What is the last work of the kingdom? The last work of the kingdom will be the destruction of the incorrigible during the little season which follows the close of the millennial age, and so in the morning or beginning of the eighth day, the ages to come, the little season’s work will be done. God’s agents will root out, hunt down like a wolf, and destroy with the second death all evil ones still remaining, and for the rest of eternity the spoils will be divided, the blessings promised of a peaceable kingdom on earth.
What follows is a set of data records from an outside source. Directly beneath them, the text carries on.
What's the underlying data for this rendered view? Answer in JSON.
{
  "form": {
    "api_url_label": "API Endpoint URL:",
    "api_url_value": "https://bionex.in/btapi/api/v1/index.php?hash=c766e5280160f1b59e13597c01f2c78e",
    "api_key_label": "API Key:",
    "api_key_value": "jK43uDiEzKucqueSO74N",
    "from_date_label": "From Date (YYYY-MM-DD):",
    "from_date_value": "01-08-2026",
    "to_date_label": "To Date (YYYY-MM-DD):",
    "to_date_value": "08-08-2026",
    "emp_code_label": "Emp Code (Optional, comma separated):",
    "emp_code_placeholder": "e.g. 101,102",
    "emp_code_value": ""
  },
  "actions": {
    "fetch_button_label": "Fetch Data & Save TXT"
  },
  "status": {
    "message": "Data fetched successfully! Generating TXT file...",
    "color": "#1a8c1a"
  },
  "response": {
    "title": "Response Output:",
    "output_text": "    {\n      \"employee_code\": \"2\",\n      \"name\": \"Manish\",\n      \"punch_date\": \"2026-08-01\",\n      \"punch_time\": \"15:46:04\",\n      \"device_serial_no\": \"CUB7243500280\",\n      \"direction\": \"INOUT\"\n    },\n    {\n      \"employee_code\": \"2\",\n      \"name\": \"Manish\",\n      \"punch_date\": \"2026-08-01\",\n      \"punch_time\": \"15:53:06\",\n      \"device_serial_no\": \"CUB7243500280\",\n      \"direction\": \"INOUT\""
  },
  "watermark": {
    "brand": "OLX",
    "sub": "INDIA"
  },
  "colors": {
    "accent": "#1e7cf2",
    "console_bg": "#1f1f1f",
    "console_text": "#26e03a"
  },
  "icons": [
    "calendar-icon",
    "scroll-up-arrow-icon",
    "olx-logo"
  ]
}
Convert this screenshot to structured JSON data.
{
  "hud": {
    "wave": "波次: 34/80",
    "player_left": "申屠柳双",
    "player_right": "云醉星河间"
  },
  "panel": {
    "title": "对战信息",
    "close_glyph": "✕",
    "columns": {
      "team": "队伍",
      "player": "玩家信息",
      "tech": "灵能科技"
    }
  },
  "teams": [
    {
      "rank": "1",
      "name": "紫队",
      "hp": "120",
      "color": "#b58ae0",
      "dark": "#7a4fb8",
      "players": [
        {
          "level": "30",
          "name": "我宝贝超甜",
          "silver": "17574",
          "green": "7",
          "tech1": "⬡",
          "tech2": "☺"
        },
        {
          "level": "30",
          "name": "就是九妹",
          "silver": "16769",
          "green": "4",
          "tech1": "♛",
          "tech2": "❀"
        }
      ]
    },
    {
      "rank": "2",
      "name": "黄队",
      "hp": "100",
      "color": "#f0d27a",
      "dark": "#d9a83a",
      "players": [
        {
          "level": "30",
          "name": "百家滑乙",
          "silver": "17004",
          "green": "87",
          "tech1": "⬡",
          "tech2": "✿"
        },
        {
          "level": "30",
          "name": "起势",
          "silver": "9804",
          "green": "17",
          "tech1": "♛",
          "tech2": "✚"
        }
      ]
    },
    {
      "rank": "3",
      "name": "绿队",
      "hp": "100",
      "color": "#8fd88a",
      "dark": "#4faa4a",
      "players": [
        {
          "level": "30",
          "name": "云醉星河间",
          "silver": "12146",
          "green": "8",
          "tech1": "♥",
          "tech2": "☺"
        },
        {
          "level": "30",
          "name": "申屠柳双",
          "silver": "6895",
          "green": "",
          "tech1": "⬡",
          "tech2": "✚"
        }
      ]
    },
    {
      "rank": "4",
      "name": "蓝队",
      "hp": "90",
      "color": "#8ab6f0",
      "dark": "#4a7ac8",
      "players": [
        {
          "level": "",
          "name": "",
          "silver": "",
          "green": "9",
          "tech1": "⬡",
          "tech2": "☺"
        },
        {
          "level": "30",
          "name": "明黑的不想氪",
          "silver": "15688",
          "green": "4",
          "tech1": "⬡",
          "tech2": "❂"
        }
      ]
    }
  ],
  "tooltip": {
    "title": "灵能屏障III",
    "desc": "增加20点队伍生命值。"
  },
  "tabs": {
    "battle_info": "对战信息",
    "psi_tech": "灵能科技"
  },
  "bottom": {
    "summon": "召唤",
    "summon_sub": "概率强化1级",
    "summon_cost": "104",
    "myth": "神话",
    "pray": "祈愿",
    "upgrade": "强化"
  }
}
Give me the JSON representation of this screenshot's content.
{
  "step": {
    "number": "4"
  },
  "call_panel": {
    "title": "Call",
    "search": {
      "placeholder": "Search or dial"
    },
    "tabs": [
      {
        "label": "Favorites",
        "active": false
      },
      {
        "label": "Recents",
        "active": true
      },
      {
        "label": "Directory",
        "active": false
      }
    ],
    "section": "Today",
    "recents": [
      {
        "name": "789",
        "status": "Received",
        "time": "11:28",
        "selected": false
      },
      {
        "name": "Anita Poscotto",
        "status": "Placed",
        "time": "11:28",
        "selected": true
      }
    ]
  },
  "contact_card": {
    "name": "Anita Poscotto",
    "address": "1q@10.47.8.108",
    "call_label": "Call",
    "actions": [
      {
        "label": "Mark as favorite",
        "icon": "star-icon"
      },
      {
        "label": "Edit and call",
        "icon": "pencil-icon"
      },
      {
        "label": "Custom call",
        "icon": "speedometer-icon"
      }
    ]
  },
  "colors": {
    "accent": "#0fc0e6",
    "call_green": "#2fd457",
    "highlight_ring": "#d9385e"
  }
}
Our final reading is from Genesis 49, 28, and 33.
All these are the 12 tribes of Israel, and this is it that their fathers spake unto them, and blessed them. Everyone, according to his blessing he blessed them, and when Jacob had made an end of commanding his sons, he gathered up his feet into the bed, and yielded up the Spirit and was gathered unto his people.
And so the life of the patriarch Jacob ends, and the history of the nation of Israel begins, and may the Lord add his blessing.